There are plenty of issues today that divide the population, with the more extreme views often spread by shock jocks and podcasters. There are plenty of big boppers on the right who could be coaxed into lycra and given a crash course in theatrical wrestling. Finding their combatants on the left might be slightly more difficult and professional actors could be employed as the so called voices of reason.
With a studio audience baying for blood, it’s “Wrestlemania 2024” as some of society’s more contentious issues are given a frantic workout in the ring. Take the current debate over the release of long term immigration detainees. The tag team of bully boys wanting to lock them up again could attack the opposing crew, paralysing them with claw holds and body slams as they attempt to rip the ankle bracelets off their legs.
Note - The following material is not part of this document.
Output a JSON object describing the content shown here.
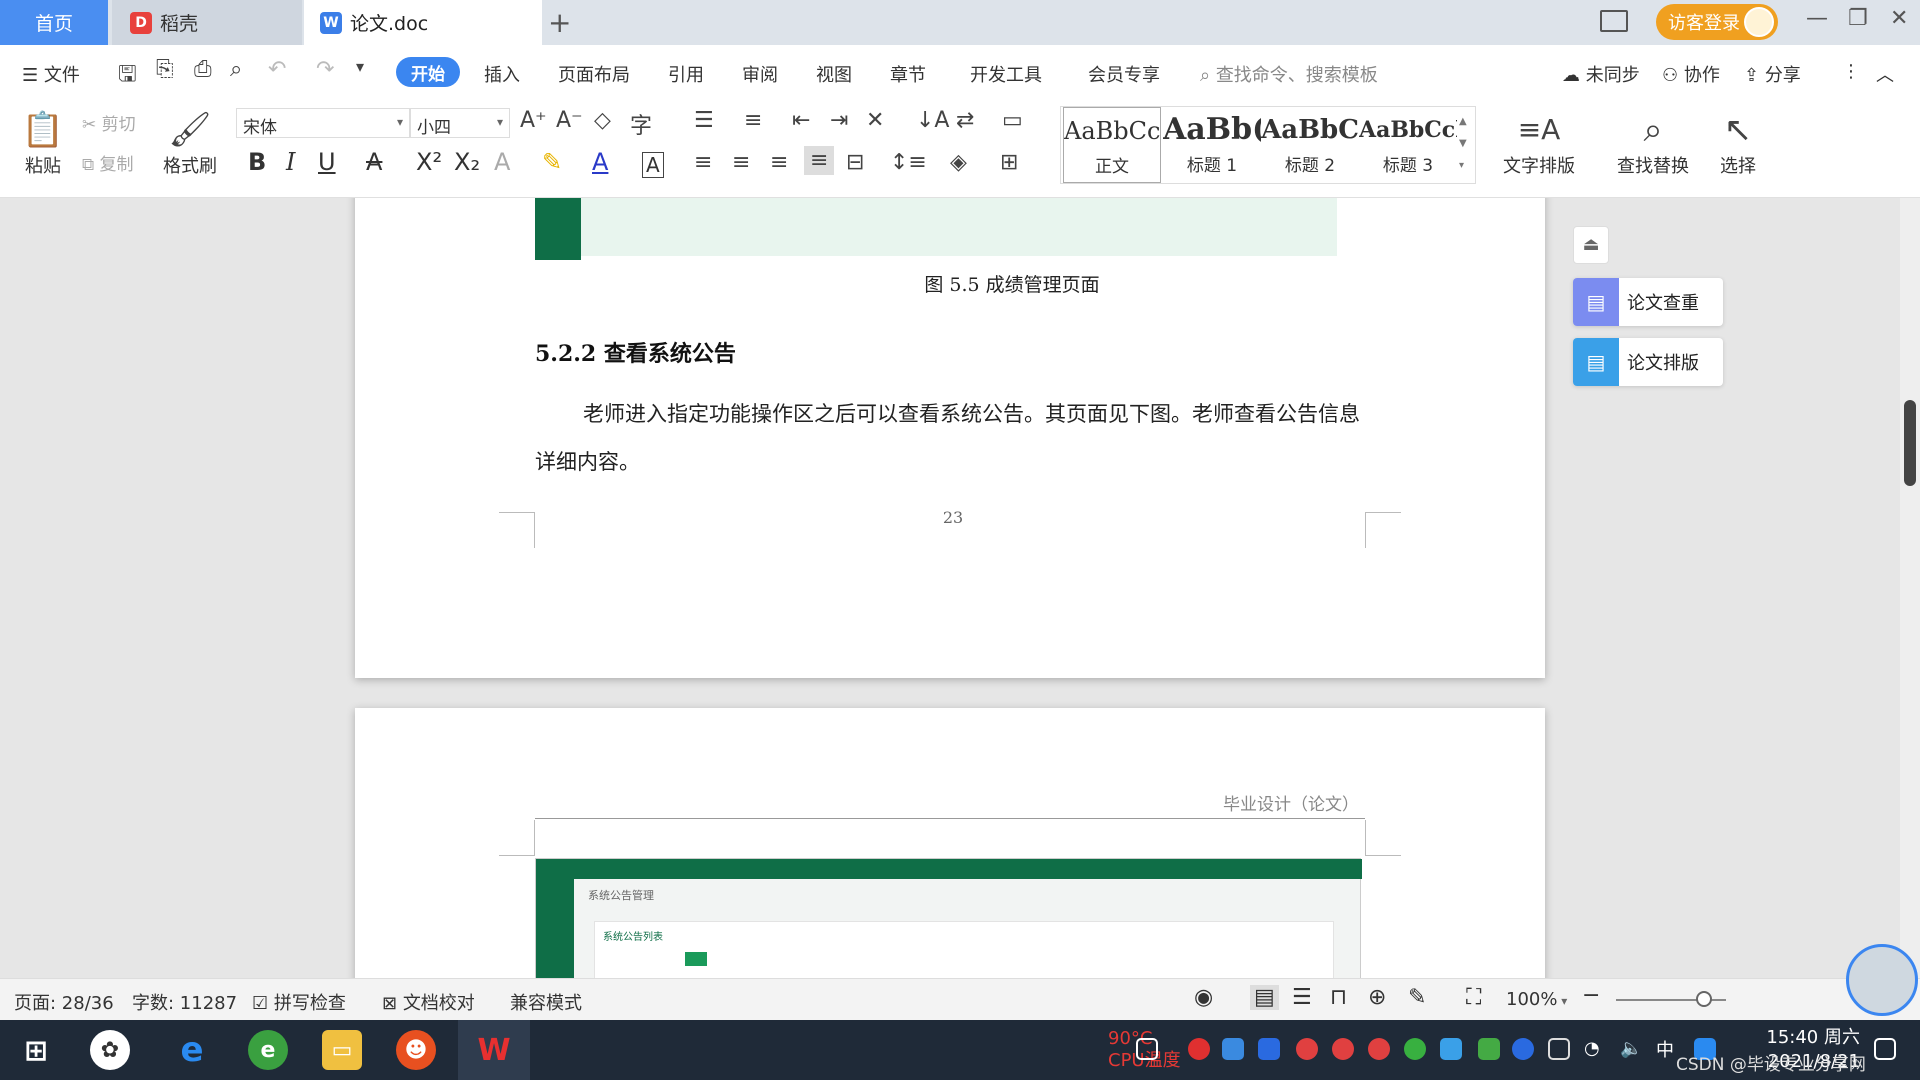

Commercial wrestling has always been about good guys and bad guys and it would be up to the audience, their convictions and various prejudices, as for whom they cheered. Well-known politicians would be invited to sit ringside, screaming slogans of encouragement or disdain. Some might even have a spiritual engagement with God as they wrestle with their conscience.
The original biblical connotation might seem spurious in the light of what’s currently happening in the world, but the detached reality of a wrestling ring, albeit metaphorical, could well be a better solution than the current wars and deaths of civilians plaguing the planet.